American–Hong Kong actor (born 1972)

Brian Thomas Burrell (布偉傑, born March 23, 1972) is an American–Hong Kong actor best known for his roles in Cantonese television productions in Hong Kong. Burrell is also one of the few non-Chinese actors in Hong Kong broadcaster TVB's artist profiles over the years.

==Early life==
Brian was born in Salt Lake City, Utah of British and French ancestry, whose family was among the earliest pilgrims. He graduated from the University of Utah with a degree in Chinese Literature and Asian Studies in 1999. Brian first went to Hong Kong in 1995, and permanently settled there in 1999. He can also speak with different accents and read in Cantonese, Mandarin and Khmer.

==Acting career==
Burrell began his acting career in 2001, when he took a minor role on TVB's A Case of Misadventure (騎呢大狀). Burrell eventually gave up his job in the information technology sector to become an actor, and was later signed on by TVB as an artiste.
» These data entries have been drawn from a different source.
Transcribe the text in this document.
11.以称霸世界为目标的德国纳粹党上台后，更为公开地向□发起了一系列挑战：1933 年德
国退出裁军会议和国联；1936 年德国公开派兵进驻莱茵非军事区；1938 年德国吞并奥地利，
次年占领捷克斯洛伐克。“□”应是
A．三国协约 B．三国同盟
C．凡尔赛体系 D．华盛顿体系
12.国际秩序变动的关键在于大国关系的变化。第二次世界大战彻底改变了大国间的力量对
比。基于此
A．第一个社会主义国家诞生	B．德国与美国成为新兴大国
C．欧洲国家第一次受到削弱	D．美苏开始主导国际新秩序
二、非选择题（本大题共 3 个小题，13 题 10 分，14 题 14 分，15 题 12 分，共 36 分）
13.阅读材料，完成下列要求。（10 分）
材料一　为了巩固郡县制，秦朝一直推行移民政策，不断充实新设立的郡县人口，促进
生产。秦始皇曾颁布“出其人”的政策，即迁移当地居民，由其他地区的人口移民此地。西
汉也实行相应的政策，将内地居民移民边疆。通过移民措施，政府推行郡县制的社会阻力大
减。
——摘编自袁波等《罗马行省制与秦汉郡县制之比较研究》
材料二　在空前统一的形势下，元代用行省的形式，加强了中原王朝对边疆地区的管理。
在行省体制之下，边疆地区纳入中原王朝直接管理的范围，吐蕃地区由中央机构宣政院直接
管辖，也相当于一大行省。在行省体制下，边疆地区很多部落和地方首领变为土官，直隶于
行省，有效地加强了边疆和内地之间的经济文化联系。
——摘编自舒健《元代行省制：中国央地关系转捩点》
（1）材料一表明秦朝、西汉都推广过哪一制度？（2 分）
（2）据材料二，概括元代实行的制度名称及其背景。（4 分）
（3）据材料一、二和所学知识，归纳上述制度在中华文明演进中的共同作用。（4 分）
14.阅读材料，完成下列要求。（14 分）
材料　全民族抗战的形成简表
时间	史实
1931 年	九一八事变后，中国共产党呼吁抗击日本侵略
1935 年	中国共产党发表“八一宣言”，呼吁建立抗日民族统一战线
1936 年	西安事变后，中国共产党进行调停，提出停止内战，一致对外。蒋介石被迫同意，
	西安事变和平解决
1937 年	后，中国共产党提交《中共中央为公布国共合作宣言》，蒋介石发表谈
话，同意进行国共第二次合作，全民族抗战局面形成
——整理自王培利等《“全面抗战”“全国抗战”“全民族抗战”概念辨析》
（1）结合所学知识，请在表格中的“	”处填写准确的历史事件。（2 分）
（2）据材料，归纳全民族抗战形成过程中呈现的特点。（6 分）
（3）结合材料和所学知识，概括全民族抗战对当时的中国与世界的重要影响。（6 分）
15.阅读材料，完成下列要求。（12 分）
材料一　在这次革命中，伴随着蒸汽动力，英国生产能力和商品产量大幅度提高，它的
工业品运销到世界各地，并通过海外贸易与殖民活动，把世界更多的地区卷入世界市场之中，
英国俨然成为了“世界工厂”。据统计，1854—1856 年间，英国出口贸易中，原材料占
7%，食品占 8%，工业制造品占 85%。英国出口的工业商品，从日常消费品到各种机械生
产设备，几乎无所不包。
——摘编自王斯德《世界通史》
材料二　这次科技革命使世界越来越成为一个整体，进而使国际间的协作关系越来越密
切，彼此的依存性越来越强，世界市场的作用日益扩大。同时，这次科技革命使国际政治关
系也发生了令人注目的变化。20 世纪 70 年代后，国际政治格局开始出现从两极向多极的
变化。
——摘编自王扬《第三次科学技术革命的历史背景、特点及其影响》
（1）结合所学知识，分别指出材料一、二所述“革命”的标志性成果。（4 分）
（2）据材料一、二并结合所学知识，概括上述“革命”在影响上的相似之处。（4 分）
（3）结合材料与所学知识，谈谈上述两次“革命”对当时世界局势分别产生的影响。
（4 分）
He was introduced to television acting by another actor in Hong Kong: Gregory Charles Rivers. Since entering TVB, Burrell has acted in many different television series.

As one of the few non-Chinese actors regularly appearing in Hong Kong TV, Brian was featured in an in-depth interview and feature story Hello Neighbour in the October 2007 issue of Muse.

Since entering TVB, he has acted in many different television series, participated in a number of advertisements, and been an emcee and guest for a lot of variety shows and company events.